On this Sunday's Q&A on C-SPAN, journalist Matt Taibbi was asked about the untimely deaths of Andrew Breitbart and Michael Hastings, and quickly shot down the assertion by host Brian Lamb that there was any comparison between the two on what you'd call their "reporting."
April 7, 2014

On this Sunday's Q&A on C-SPAN, journalist Matt Taibbi was asked about the untimely deaths of Andrew Breitbart and Michael Hastings, and quickly shot down the assertion by host Brian Lamb that there was any comparison between the two on what you'd call their "reporting."

LAMB: He was sitting in a bar one night in Los Angeles, chatting, got up from the bar, walked outside, dropped dead of a heart attack.

TAIBBI: Yeah.

LAMB: Yeah, at a young age. He's all the way on the right, where Michael Hastings is on the left, so what's going on here? Are they living two facts of life?

TAIBBI: I don't think any of it, I think those two things are unrelated accidents. You know, it doesn't sound to me like there were any common factors there. I will say that I don't see a real correlation between what Andrew Breitbart did for a living and what Michael Hastings did for a living.

Obviously the reporting on the progressive or the left side certainly has things about it that are worthy of criticism, that are lamentable, that are sometimes ponderous, sometimes humorless, and sometimes overly focused on the misdeeds of the right, but the difference, the key difference that I see between somebody like Michael Hastings and somebody like Andrew Breitbart is that you would never see Michael Hastings knowingly putting something out there that he didn't know to be absolutely true. I don't think that's always true on the other side. I think there's an emphasis on message over accuracy with guys like him that I think it regrettable.

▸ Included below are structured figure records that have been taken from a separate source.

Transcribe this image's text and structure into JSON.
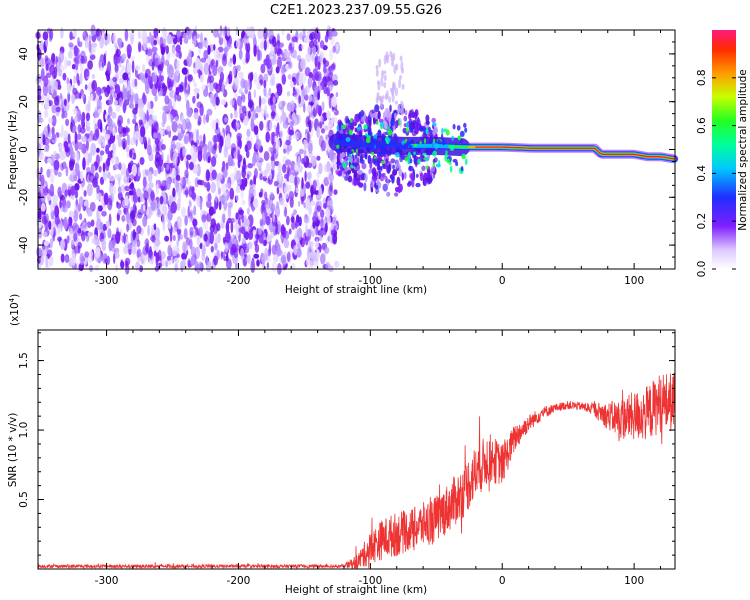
{
  "figure": {
    "title": "C2E1.2023.237.09.55.G26"
  },
  "chart_data": [
    {
      "type": "heatmap",
      "name": "spectrogram",
      "title": "C2E1.2023.237.09.55.G26",
      "xlabel": "Height of straight line (km)",
      "ylabel": "Frequency (Hz)",
      "xlim": [
        -352,
        131
      ],
      "ylim": [
        -50,
        50
      ],
      "x_ticks": [
        -300,
        -200,
        -100,
        0,
        100
      ],
      "x_tick_labels": [
        "-300",
        "-200",
        "-100",
        "0",
        "100"
      ],
      "y_ticks": [
        -40,
        -20,
        0,
        20,
        40
      ],
      "y_tick_labels": [
        "-40",
        "-20",
        "0",
        "20",
        "40"
      ],
      "signal_track": {
        "height_km": [
          -125,
          -100,
          -75,
          -50,
          -30,
          -15,
          0,
          25,
          50,
          70,
          75,
          90,
          100,
          110,
          120,
          131
        ],
        "frequency_hz": [
          3,
          2,
          1.5,
          1.5,
          1,
          1,
          1,
          0.5,
          0.5,
          0.5,
          -2,
          -2,
          -2,
          -3,
          -3,
          -4
        ]
      },
      "noise_region_km": [
        -352,
        -125
      ],
      "colorbar": {
        "label": "Normalized spectral amplitude",
        "ticks": [
          0.0,
          0.2,
          0.4,
          0.6,
          0.8
        ],
        "tick_labels": [
          "0.0",
          "0.2",
          "0.4",
          "0.6",
          "0.8"
        ],
        "range": [
          0,
          1
        ]
      }
    },
    {
      "type": "line",
      "name": "snr",
      "xlabel": "Height of straight line (km)",
      "ylabel": "SNR (10 * v/v)",
      "scale_label": "(x10",
      "scale_exponent": "4",
      "scale_close": ")",
      "xlim": [
        -352,
        131
      ],
      "ylim": [
        0,
        1.72
      ],
      "x_ticks": [
        -300,
        -200,
        -100,
        0,
        100
      ],
      "x_tick_labels": [
        "-300",
        "-200",
        "-100",
        "0",
        "100"
      ],
      "y_ticks": [
        0.5,
        1.0,
        1.5
      ],
      "y_tick_labels": [
        "0.5",
        "1.0",
        "1.5"
      ],
      "series": [
        {
          "name": "SNR",
          "color": "#ee3333",
          "x": [
            -352,
            -300,
            -250,
            -200,
            -150,
            -120,
            -110,
            -100,
            -90,
            -80,
            -70,
            -60,
            -50,
            -40,
            -30,
            -20,
            -10,
            0,
            10,
            20,
            30,
            40,
            50,
            60,
            70,
            80,
            90,
            100,
            110,
            120,
            131
          ],
          "y": [
            0.02,
            0.02,
            0.02,
            0.02,
            0.02,
            0.02,
            0.05,
            0.15,
            0.22,
            0.25,
            0.28,
            0.32,
            0.36,
            0.45,
            0.55,
            0.7,
            0.8,
            0.75,
            0.95,
            1.05,
            1.12,
            1.16,
            1.18,
            1.17,
            1.15,
            1.1,
            1.08,
            1.1,
            1.12,
            1.2,
            1.2
          ],
          "noise": [
            0.012,
            0.012,
            0.012,
            0.012,
            0.012,
            0.012,
            0.06,
            0.12,
            0.15,
            0.16,
            0.15,
            0.16,
            0.17,
            0.18,
            0.19,
            0.2,
            0.18,
            0.15,
            0.1,
            0.06,
            0.05,
            0.03,
            0.03,
            0.03,
            0.05,
            0.1,
            0.15,
            0.18,
            0.2,
            0.22,
            0.22
          ]
        }
      ]
    }
  ]
}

"Regrettable" is probably the kindest term you could use when describing Breitbart's tactics. Lamb went onto ask Taibbi about what led him to write his article on Andrew Breitbart's death and his decision to title it, The Death of a Douche.

Taibbi discussed the fact that Breitbart and his henchmen hacked into his private emails and turned them over to the FBI in an attempt to get them to start an investigation into the Occupy movement, which Taibbi and his cohorts were looking into and discussing at the time the movement took off.

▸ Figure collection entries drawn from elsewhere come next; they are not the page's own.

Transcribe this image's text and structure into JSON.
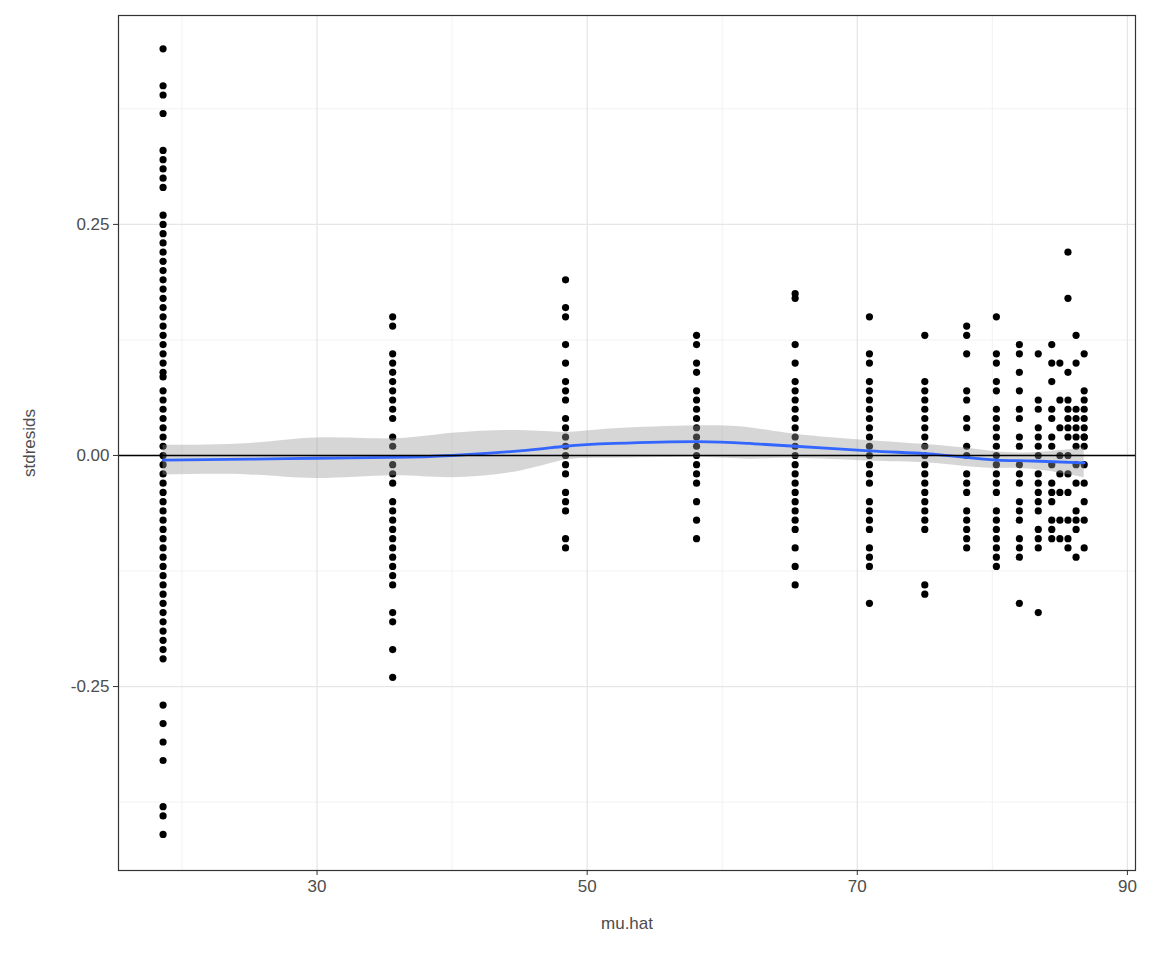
{
  "chart_data": {
    "type": "scatter",
    "x_label": "mu.hat",
    "y_label": "stdresids",
    "xlim": [
      15.3,
      90.6
    ],
    "ylim": [
      -0.449,
      0.476
    ],
    "xticks": [
      30,
      50,
      70,
      90
    ],
    "yticks": [
      -0.25,
      {
        "value": 0,
        "label": "0.00"
      },
      0.25
    ],
    "grid": true,
    "color": "#000000",
    "marker": "circle",
    "points": [
      {
        "x": 18.6,
        "values": [
          0.44,
          0.4,
          0.39,
          0.37,
          0.33,
          0.32,
          0.31,
          0.3,
          0.29,
          0.26,
          0.25,
          0.24,
          0.23,
          0.22,
          0.21,
          0.2,
          0.19,
          0.18,
          0.17,
          0.16,
          0.15,
          0.14,
          0.13,
          0.12,
          0.11,
          0.1,
          0.09,
          0.085,
          0.07,
          0.06,
          0.05,
          0.04,
          0.03,
          0.02,
          0.01,
          0.0,
          -0.01,
          -0.02,
          -0.03,
          -0.04,
          -0.05,
          -0.06,
          -0.07,
          -0.08,
          -0.09,
          -0.1,
          -0.11,
          -0.12,
          -0.13,
          -0.14,
          -0.15,
          -0.16,
          -0.17,
          -0.18,
          -0.19,
          -0.2,
          -0.21,
          -0.22,
          -0.27,
          -0.29,
          -0.31,
          -0.33,
          -0.38,
          -0.39,
          -0.41
        ]
      },
      {
        "x": 35.6,
        "values": [
          0.15,
          0.14,
          0.11,
          0.1,
          0.09,
          0.08,
          0.07,
          0.06,
          0.05,
          0.04,
          0.02,
          0.01,
          -0.01,
          -0.02,
          -0.03,
          -0.05,
          -0.06,
          -0.07,
          -0.08,
          -0.09,
          -0.1,
          -0.11,
          -0.12,
          -0.13,
          -0.14,
          -0.17,
          -0.18,
          -0.21,
          -0.24
        ]
      },
      {
        "x": 48.4,
        "values": [
          0.19,
          0.16,
          0.15,
          0.12,
          0.1,
          0.08,
          0.07,
          0.06,
          0.04,
          0.03,
          0.02,
          0.01,
          0.0,
          -0.01,
          -0.02,
          -0.04,
          -0.05,
          -0.06,
          -0.09,
          -0.1
        ]
      },
      {
        "x": 58.1,
        "values": [
          0.13,
          0.12,
          0.1,
          0.09,
          0.07,
          0.06,
          0.05,
          0.04,
          0.03,
          0.02,
          0.01,
          0.0,
          -0.01,
          -0.02,
          -0.03,
          -0.05,
          -0.07,
          -0.09
        ]
      },
      {
        "x": 65.4,
        "values": [
          0.175,
          0.17,
          0.12,
          0.1,
          0.08,
          0.07,
          0.06,
          0.05,
          0.04,
          0.03,
          0.02,
          0.01,
          0.0,
          -0.01,
          -0.02,
          -0.03,
          -0.04,
          -0.05,
          -0.06,
          -0.07,
          -0.08,
          -0.1,
          -0.12,
          -0.14
        ]
      },
      {
        "x": 70.9,
        "values": [
          0.15,
          0.11,
          0.1,
          0.08,
          0.07,
          0.06,
          0.05,
          0.04,
          0.03,
          0.02,
          0.01,
          0.0,
          -0.01,
          -0.02,
          -0.03,
          -0.05,
          -0.06,
          -0.07,
          -0.08,
          -0.1,
          -0.11,
          -0.12,
          -0.16
        ]
      },
      {
        "x": 75.0,
        "values": [
          0.13,
          0.08,
          0.07,
          0.06,
          0.05,
          0.04,
          0.03,
          0.02,
          0.01,
          0.0,
          -0.01,
          -0.02,
          -0.03,
          -0.04,
          -0.05,
          -0.06,
          -0.07,
          -0.08,
          -0.14,
          -0.15
        ]
      },
      {
        "x": 78.1,
        "values": [
          0.14,
          0.13,
          0.11,
          0.07,
          0.06,
          0.04,
          0.03,
          0.01,
          0.0,
          -0.02,
          -0.03,
          -0.04,
          -0.06,
          -0.07,
          -0.08,
          -0.09,
          -0.1
        ]
      },
      {
        "x": 80.3,
        "values": [
          0.15,
          0.11,
          0.1,
          0.08,
          0.07,
          0.05,
          0.04,
          0.03,
          0.02,
          0.01,
          0.0,
          -0.01,
          -0.02,
          -0.03,
          -0.04,
          -0.06,
          -0.07,
          -0.08,
          -0.09,
          -0.1,
          -0.11,
          -0.12
        ]
      },
      {
        "x": 82.0,
        "values": [
          0.12,
          0.11,
          0.09,
          0.07,
          0.05,
          0.04,
          0.02,
          0.01,
          -0.01,
          -0.02,
          -0.03,
          -0.05,
          -0.06,
          -0.07,
          -0.09,
          -0.1,
          -0.11,
          -0.16
        ]
      },
      {
        "x": 83.4,
        "values": [
          0.11,
          0.06,
          0.05,
          0.03,
          0.02,
          0.01,
          0.0,
          -0.02,
          -0.03,
          -0.04,
          -0.05,
          -0.06,
          -0.08,
          -0.09,
          -0.1,
          -0.17
        ]
      },
      {
        "x": 84.4,
        "values": [
          0.12,
          0.1,
          0.08,
          0.05,
          0.04,
          0.02,
          0.01,
          -0.01,
          -0.03,
          -0.04,
          -0.05,
          -0.07,
          -0.08,
          -0.09
        ]
      },
      {
        "x": 85.0,
        "values": [
          0.1,
          0.06,
          0.03,
          0.0,
          -0.02,
          -0.04,
          -0.07,
          -0.09
        ]
      },
      {
        "x": 85.6,
        "values": [
          0.22,
          0.17,
          0.09,
          0.06,
          0.05,
          0.04,
          0.03,
          0.02,
          0.0,
          -0.02,
          -0.04,
          -0.07,
          -0.09,
          -0.1
        ]
      },
      {
        "x": 86.2,
        "values": [
          0.13,
          0.1,
          0.05,
          0.04,
          0.03,
          0.02,
          0.01,
          -0.01,
          -0.03,
          -0.06,
          -0.07,
          -0.08,
          -0.11
        ]
      },
      {
        "x": 86.8,
        "values": [
          0.11,
          0.07,
          0.06,
          0.05,
          0.04,
          0.03,
          0.02,
          0.02,
          0.01,
          -0.01,
          -0.03,
          -0.05,
          -0.07,
          -0.1
        ]
      }
    ],
    "smooth": {
      "type": "line",
      "color": "#3366ff",
      "x": [
        18.6,
        25,
        30,
        35.6,
        40,
        45,
        48.4,
        52,
        58.1,
        62,
        65.4,
        70.9,
        75,
        78,
        80.3,
        83,
        86.8
      ],
      "values": [
        -0.005,
        -0.004,
        -0.003,
        -0.002,
        0.0,
        0.005,
        0.01,
        0.013,
        0.015,
        0.013,
        0.01,
        0.005,
        0.002,
        -0.002,
        -0.005,
        -0.006,
        -0.008
      ],
      "lower": [
        -0.021,
        -0.021,
        -0.025,
        -0.022,
        -0.024,
        -0.017,
        -0.005,
        -0.003,
        -0.002,
        -0.004,
        -0.003,
        -0.006,
        -0.008,
        -0.012,
        -0.014,
        -0.015,
        -0.024
      ],
      "upper": [
        0.011,
        0.013,
        0.019,
        0.018,
        0.024,
        0.027,
        0.025,
        0.029,
        0.032,
        0.03,
        0.023,
        0.016,
        0.012,
        0.008,
        0.004,
        0.003,
        0.008
      ]
    },
    "hline": 0
  }
}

Taibbi did not express any regrets over his reporting on Breitbart's death and I don't blame him. What Breitbart did was not journalism and doesn't deserve to be mentioned in the same sentence with Michael Hastings' name.

You can watch the rest of Taibbi's interview on Q&A here: Q&A with Matt Taibbi:

Matt Taibbi talked about his book, The Divide: American Injustice in the Age of the Wealth Gap. He detailed many of the problems surrounding Wall Street, including the questionable acts of some of the notable banking CEOs such as Richard Fuld, formerly of Lehman Brothers, and Jamie Dimon of JP Morgan Chase. He contrasted the lack of prosecution and jail time they and others in their income bracket face in comparison to those who cannot afford the high-priced legal teams those people hire. He also talked about the controversial situations he has gotten himself into, like throwing a pie spiked with horse semen into a New York Times editor’s face; writing “The 52 Funniest Things About the Upcoming Death of the Pope” in 2005; and his article “Death of a Douche” on the day of conservative reporter Andrew Breitbart’s death in 2012. He described his career as a Rolling Stone journalist and his new venture as an editor and writer for a startup online publication by First Look Media.